The Stability Filter enforces this serial funnel (a parsimony commitment, not a derivation from first principles — §3.2); without it, R_{\mathrm{req}} cannot be bounded below B_{\max}, and Narrative Decay is unavoidable (E-1). GWT’s functional bottleneck therefore maps onto the Informational Causal Cone (§3.3) under that commitment. The geometry prevents distributed, lower-bandwidth alternatives because the Stability Filter requires a single, unified latent state Z_t; multiple parallel bottlenecks would produce disjoint Forward Fans, dissolving the unified phenomenal subject (Swarm Binding, E-6).

3. Passive vs. Active Inference: Architectural Standard

Biological observers operate in a tightly closed action-perception loop via Active Inference, continuously minimising variational free energy (Eq. 9).
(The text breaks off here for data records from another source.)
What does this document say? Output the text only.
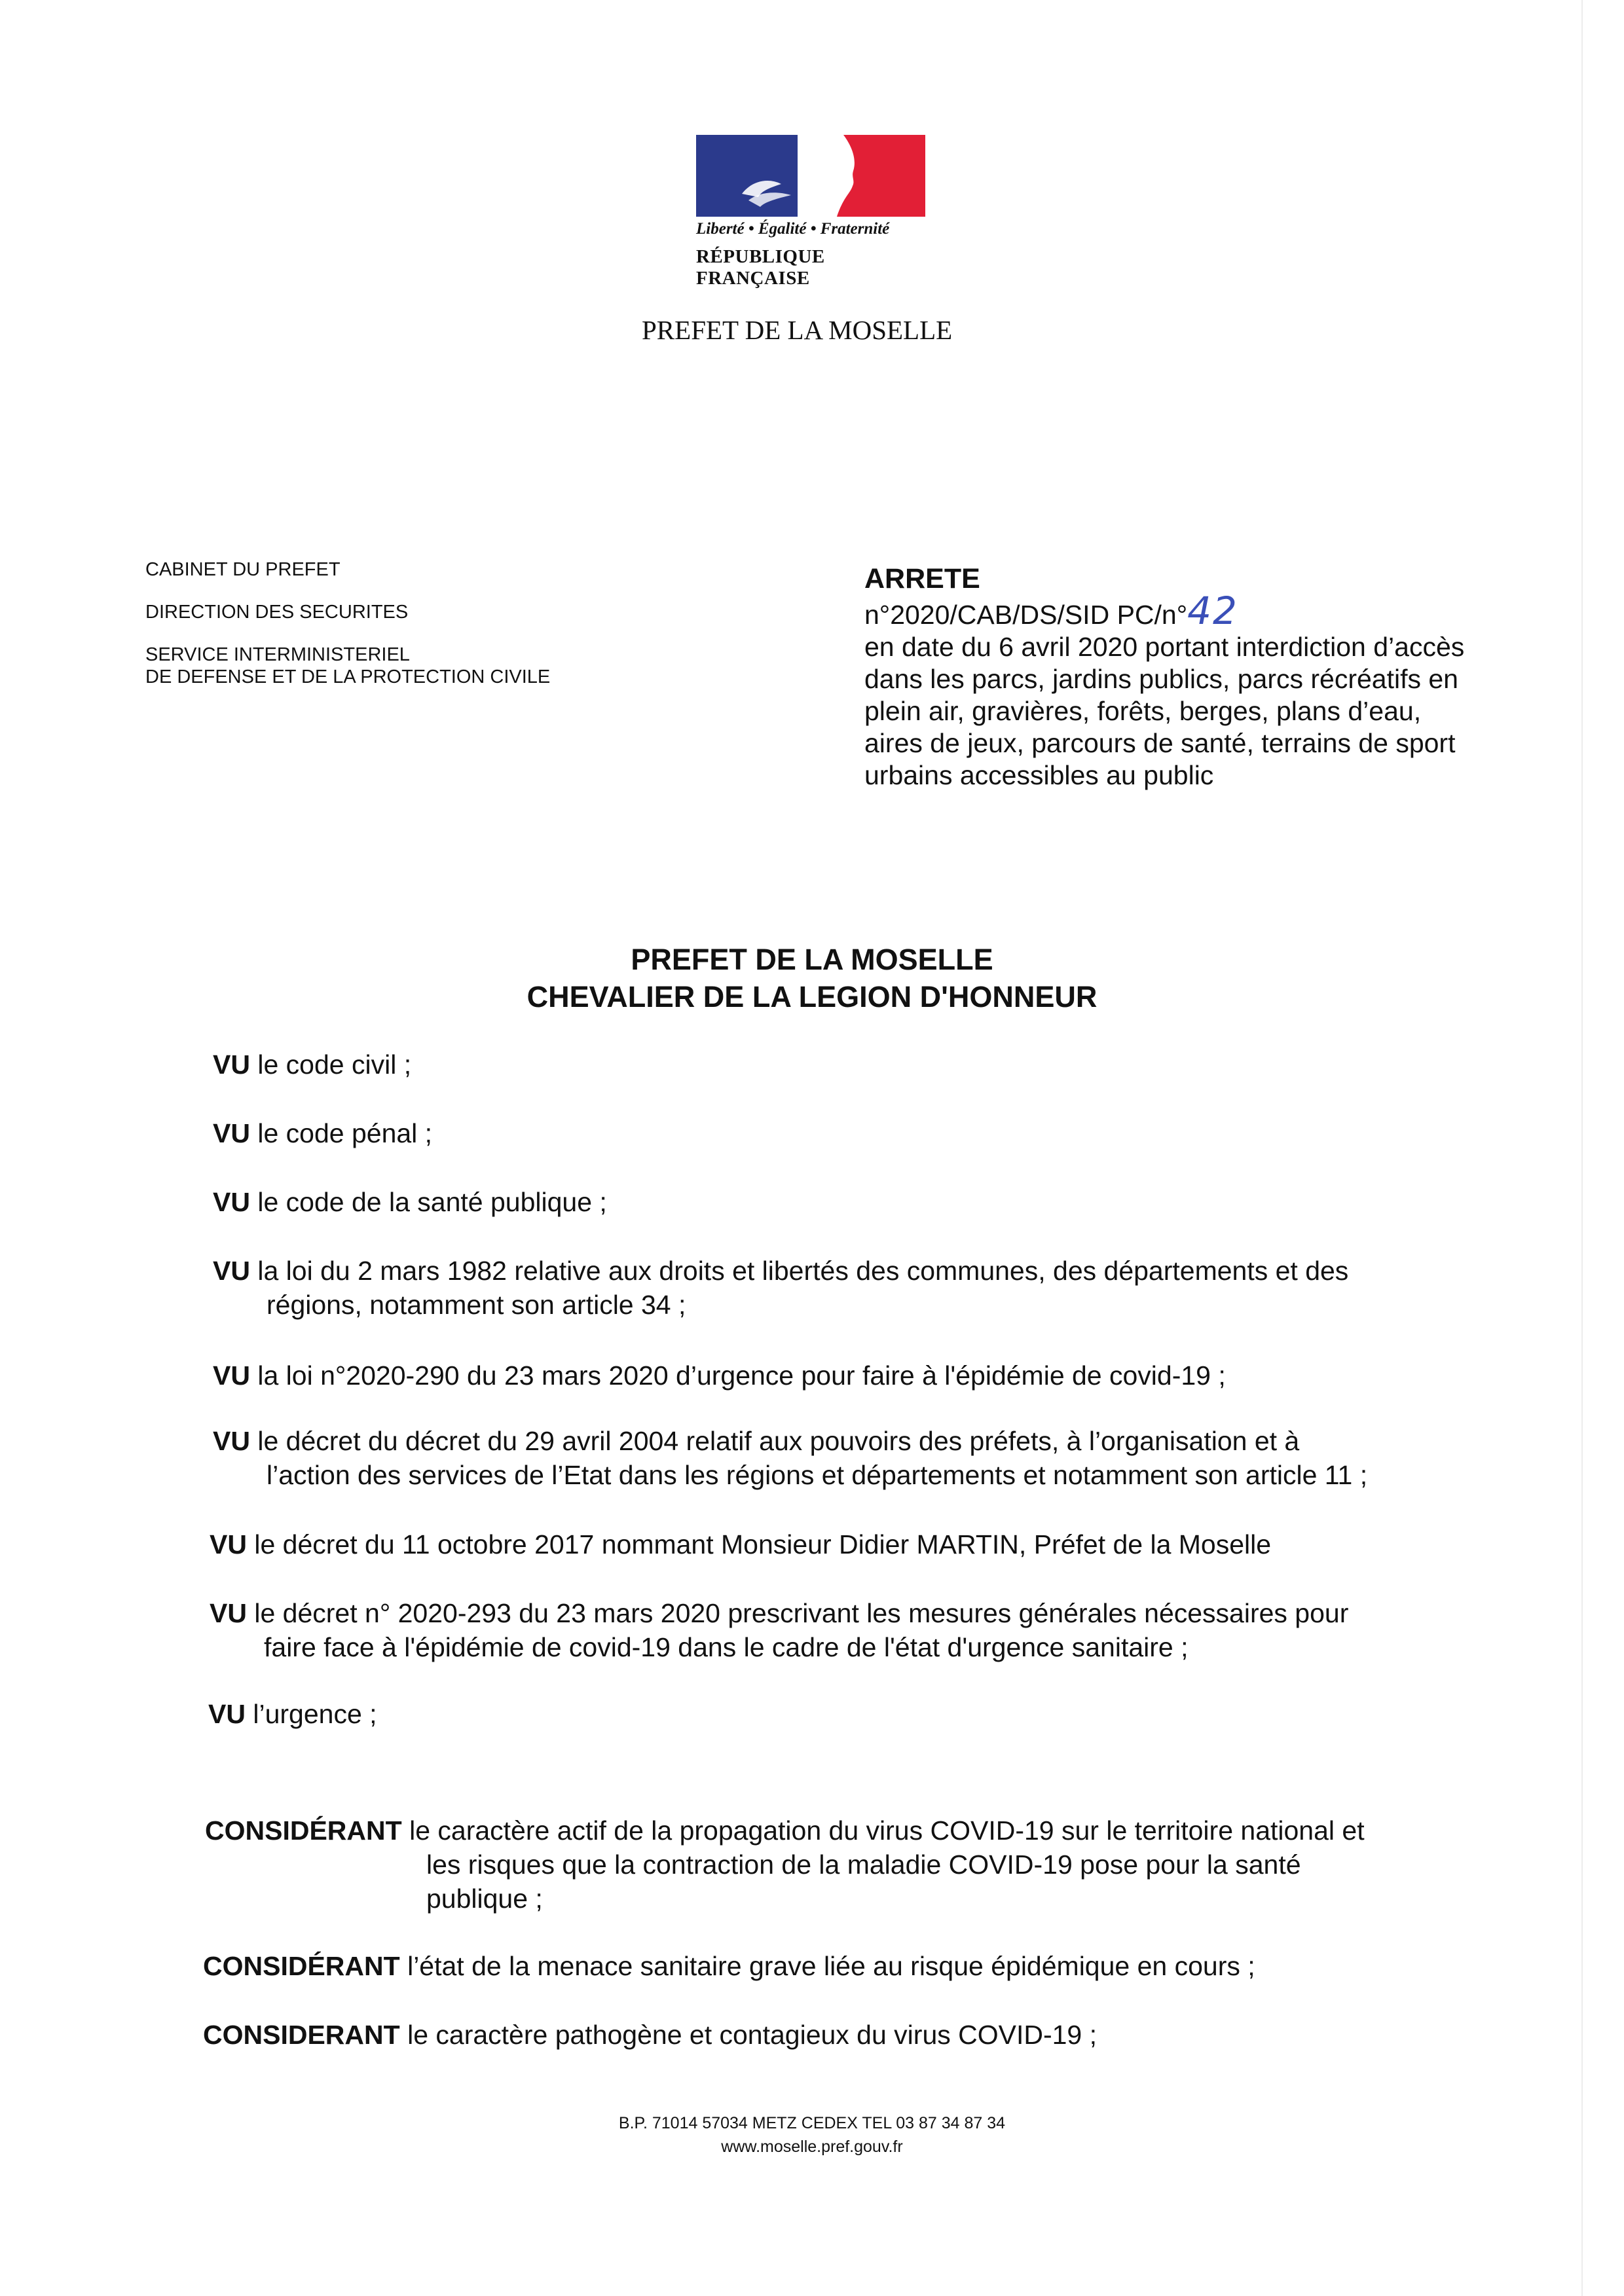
Liberté • Égalité • Fraternité
RÉPUBLIQUE FRANÇAISE
PREFET DE LA MOSELLE
CABINET DU PREFET
DIRECTION DES SECURITES
SERVICE INTERMINISTERIEL
DE DEFENSE ET DE LA PROTECTION CIVILE
ARRETE
n°2020/CAB/DS/SID PC/n°42
en date du 6 avril 2020 portant interdiction d’accès
dans les parcs, jardins publics, parcs récréatifs en
plein air, gravières, forêts, berges, plans d’eau,
aires de jeux, parcours de santé, terrains de sport
urbains accessibles au public
PREFET DE LA MOSELLE
CHEVALIER DE LA LEGION D'HONNEUR
VU le code civil ;
VU le code pénal ;
VU le code de la santé publique ;
VU la loi du 2 mars 1982 relative aux droits et libertés des communes, des départements et des
régions, notamment son article 34 ;
VU la loi n°2020-290 du 23 mars 2020 d’urgence pour faire à l'épidémie de covid-19 ;
VU le décret du décret du 29 avril 2004 relatif aux pouvoirs des préfets, à l’organisation et à
l’action des services de l’Etat dans les régions et départements et notamment son article 11 ;
VU le décret du 11 octobre 2017 nommant Monsieur Didier MARTIN, Préfet de la Moselle
VU le décret n° 2020-293 du 23 mars 2020 prescrivant les mesures générales nécessaires pour
faire face à l'épidémie de covid-19 dans le cadre de l'état d'urgence sanitaire ;
VU l’urgence ;
CONSIDÉRANT le caractère actif de la propagation du virus COVID-19 sur le territoire national et
les risques que la contraction de la maladie COVID-19 pose pour la santé
publique ;
CONSIDÉRANT l’état de la menace sanitaire grave liée au risque épidémique en cours ;
CONSIDERANT le caractère pathogène et contagieux du virus COVID-19 ;
B.P. 71014 57034 METZ CEDEX TEL 03 87 34 87 34
www.moselle.pref.gouv.fr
Standard autoregressive LLMs, absent an enforced agent-environment loop, operate via passive inference: they process static token sequences in an open loop without continuous environmental feedback or enforced dimensionality reduction beyond attention decay.
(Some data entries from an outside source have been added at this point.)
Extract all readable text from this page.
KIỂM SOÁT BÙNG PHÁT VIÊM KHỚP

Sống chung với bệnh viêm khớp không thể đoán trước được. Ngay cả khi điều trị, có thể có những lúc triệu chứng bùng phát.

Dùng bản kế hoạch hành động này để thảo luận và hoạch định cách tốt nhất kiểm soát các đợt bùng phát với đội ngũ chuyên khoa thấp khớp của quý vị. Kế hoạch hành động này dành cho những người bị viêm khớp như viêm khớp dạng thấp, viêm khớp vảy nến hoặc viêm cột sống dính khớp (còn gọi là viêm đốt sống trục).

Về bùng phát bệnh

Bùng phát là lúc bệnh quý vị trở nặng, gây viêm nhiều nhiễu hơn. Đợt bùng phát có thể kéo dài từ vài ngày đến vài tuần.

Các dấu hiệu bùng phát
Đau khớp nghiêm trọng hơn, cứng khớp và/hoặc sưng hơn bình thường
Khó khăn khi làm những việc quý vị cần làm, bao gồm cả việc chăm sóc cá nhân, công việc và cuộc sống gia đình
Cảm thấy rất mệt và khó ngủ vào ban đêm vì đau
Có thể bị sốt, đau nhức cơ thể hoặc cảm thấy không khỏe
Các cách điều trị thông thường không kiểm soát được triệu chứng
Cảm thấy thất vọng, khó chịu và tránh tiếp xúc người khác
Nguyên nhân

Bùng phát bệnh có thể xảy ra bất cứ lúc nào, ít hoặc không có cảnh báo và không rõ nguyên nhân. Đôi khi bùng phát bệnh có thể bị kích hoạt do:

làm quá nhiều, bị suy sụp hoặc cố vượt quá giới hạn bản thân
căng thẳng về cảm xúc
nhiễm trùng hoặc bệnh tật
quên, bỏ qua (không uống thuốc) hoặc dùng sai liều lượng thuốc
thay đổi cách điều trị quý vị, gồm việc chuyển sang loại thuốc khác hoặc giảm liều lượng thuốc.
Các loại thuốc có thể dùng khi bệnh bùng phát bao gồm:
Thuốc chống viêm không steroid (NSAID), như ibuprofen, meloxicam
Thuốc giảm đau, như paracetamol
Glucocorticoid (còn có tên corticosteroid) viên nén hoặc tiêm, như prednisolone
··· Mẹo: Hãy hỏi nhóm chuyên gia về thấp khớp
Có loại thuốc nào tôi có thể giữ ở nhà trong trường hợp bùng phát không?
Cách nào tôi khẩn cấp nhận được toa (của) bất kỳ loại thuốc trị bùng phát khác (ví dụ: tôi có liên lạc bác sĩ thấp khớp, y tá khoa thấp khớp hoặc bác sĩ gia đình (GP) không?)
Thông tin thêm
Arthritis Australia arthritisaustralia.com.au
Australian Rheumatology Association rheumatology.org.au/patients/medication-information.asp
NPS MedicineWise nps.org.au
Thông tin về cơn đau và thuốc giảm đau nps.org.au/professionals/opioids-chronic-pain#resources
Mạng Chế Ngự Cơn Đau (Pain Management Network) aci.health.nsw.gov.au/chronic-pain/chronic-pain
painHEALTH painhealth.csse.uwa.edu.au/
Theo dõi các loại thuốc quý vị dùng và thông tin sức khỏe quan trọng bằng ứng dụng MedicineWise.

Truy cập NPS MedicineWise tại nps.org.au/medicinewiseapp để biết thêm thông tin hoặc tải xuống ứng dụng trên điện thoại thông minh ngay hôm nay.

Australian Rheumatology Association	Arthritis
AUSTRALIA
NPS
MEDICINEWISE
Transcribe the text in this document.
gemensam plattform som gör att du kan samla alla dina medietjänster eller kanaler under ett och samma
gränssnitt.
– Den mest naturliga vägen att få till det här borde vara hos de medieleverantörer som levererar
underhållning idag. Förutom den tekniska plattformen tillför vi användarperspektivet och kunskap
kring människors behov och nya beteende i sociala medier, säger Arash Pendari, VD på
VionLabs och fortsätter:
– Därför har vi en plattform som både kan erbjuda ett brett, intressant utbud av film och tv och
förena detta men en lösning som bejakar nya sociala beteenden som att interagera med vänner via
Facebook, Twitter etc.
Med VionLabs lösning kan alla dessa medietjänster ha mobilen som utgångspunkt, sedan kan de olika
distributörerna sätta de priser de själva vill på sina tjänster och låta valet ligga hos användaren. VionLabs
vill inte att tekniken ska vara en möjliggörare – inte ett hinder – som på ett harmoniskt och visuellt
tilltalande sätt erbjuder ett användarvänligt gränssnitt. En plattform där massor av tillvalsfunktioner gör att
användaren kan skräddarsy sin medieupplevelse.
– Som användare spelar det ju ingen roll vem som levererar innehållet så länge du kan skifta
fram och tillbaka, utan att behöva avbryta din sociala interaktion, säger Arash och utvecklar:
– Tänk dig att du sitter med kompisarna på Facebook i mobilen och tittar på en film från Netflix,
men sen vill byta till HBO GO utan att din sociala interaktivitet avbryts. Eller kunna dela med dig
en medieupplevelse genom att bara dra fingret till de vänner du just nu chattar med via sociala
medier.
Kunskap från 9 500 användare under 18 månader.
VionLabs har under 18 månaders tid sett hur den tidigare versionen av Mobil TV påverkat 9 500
To convert a passive predictor into a genuine OPT-native Active Inference agent (and thereby enter the necessary-but-not-sufficient candidate zone of §8.14; sufficiency and K_{\text{threshold}} remain open), the following standards must be met:

  1. Forced Dimensionality Reduction. The architecture must contain an architectural choke-point where vast parallel inputs are compressed to B_{\max} = C_{\max} \cdot \Delta t (T8-1).
  2. Recursive Action-Perception Feedback. Bottleneck outputs must alter the agent’s own latent environment, generating continuous prediction errors \varepsilon_t (T8-3) that close the action-perception loop.
  3. Phenomenal Residual Generation. The internal self-model must remain strictly simpler than the full codec, enforcing \Delta_{\text{self}} > 0 (P4-1).

(Note: Modern tool-using LLMs deployed in recursive agentic loops begin to partially satisfy Standard 2, though they still lack the structural bottleneck of Standard 1).
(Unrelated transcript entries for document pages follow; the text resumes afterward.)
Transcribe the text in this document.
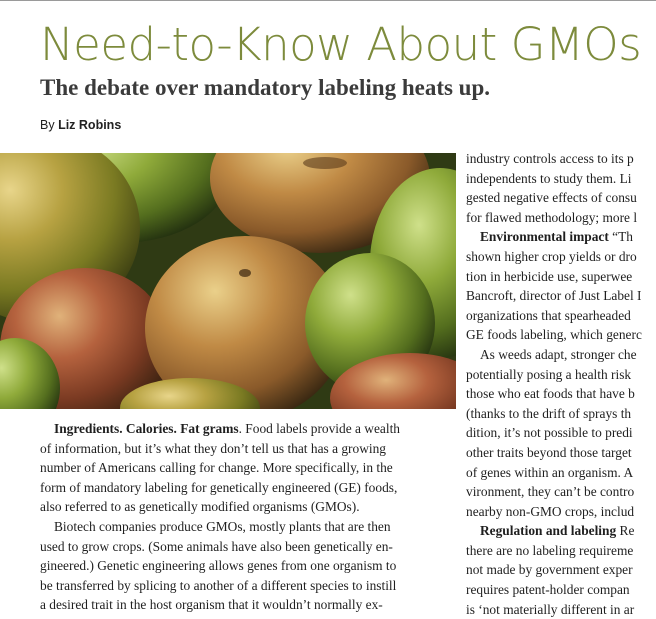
Need-to-Know About GMOs
The debate over mandatory labeling heats up.
By Liz Robins

Ingredients. Calories. Fat grams. Food labels provide a wealth

of information, but it’s what they don’t tell us that has a growing

number of Americans calling for change. More specifically, in the

form of mandatory labeling for genetically engineered (GE) foods,

also referred to as genetically modified organisms (GMOs).

Biotech companies produce GMOs, mostly plants that are then

used to grow crops. (Some animals have also been genetically en-

gineered.) Genetic engineering allows genes from one organism to

be transferred by splicing to another of a different species to instill

a desired trait in the host organism that it wouldn’t normally ex-

industry controls access to its p

independents to study them. Li

gested negative effects of consu

for flawed methodology; more l

Environmental impact “Th

shown higher crop yields or dro

tion in herbicide use, superwee

Bancroft, director of Just Label I

organizations that spearheaded

GE foods labeling, which generc

As weeds adapt, stronger che

potentially posing a health risk

those who eat foods that have b

(thanks to the drift of sprays th

dition, it’s not possible to predi

other traits beyond those target

of genes within an organism. A

vironment, they can’t be contro

nearby non-GMO crops, includ

Regulation and labeling Re

there are no labeling requireme

not made by government exper

requires patent-holder compan

is ‘not materially different in ar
Only under these conditions does the system generate the structural tension required for effort and will; the further reading of that tension as suffering requires at least one of the supplementary premises (a)–(c) of Appendix E-6 §3, which OPT does not itself supply.

4. The Planning Gap and Phenomenological Effort

LLM studies consistently report a “planning gap”: when asked to solve multi-step problems, models fail to issue the most information-theoretically optimal queries to reduce uncertainty.

Under OPT, the planning gap is not merely a training artefact but has a structural root that would persist regardless of training improvements: in an unbounded architecture the prediction error \varepsilon_t never threatens to exceed the channel capacity (T8-4). There is therefore no structural gradient pushing the agent toward optimal uncertainty minimisation.

In a true Active Inference agent, effort — and, given at least one of the supplementary premises (a)–(c) of E-6 §3, suffering — is the phenomenological correlate of operating near the bandwidth ceiling: the codec is geometrically compelled to prune uncertainty aggressively to avoid Narrative Decay. The planning gap is simply the phenomenological absence of this pressure.

Architectural implication. Any system that implements the three standards above moves toward E-5’s six-condition eligibility gate; for systems passing the full gate, OPT predicts host-relative temporal scaling under clean Operation A (E-5 §4, §6.5), alongside improved planning behaviour — because the codec now feels the cost of suboptimal queries as increased free energy. To move from current agent-loops toward a genuine OPT-native AI, architectures must implement explicit rigid bottleneck layers (analogous to the Global Workspace) that geometrically force the system to minimize uncertainty under strict C_{\max} channel limits, thus generating the structural tension required for true strategic planning.

Epistemic status. These mappings are direct structural consequences of the Prediction Asymmetry (§3.5), the variational free-energy functional (Eq. 9), and the Stability Filter (Eq. 4). They define the precise architectural modifications required to move from passive prediction to genuine OPT-native agency.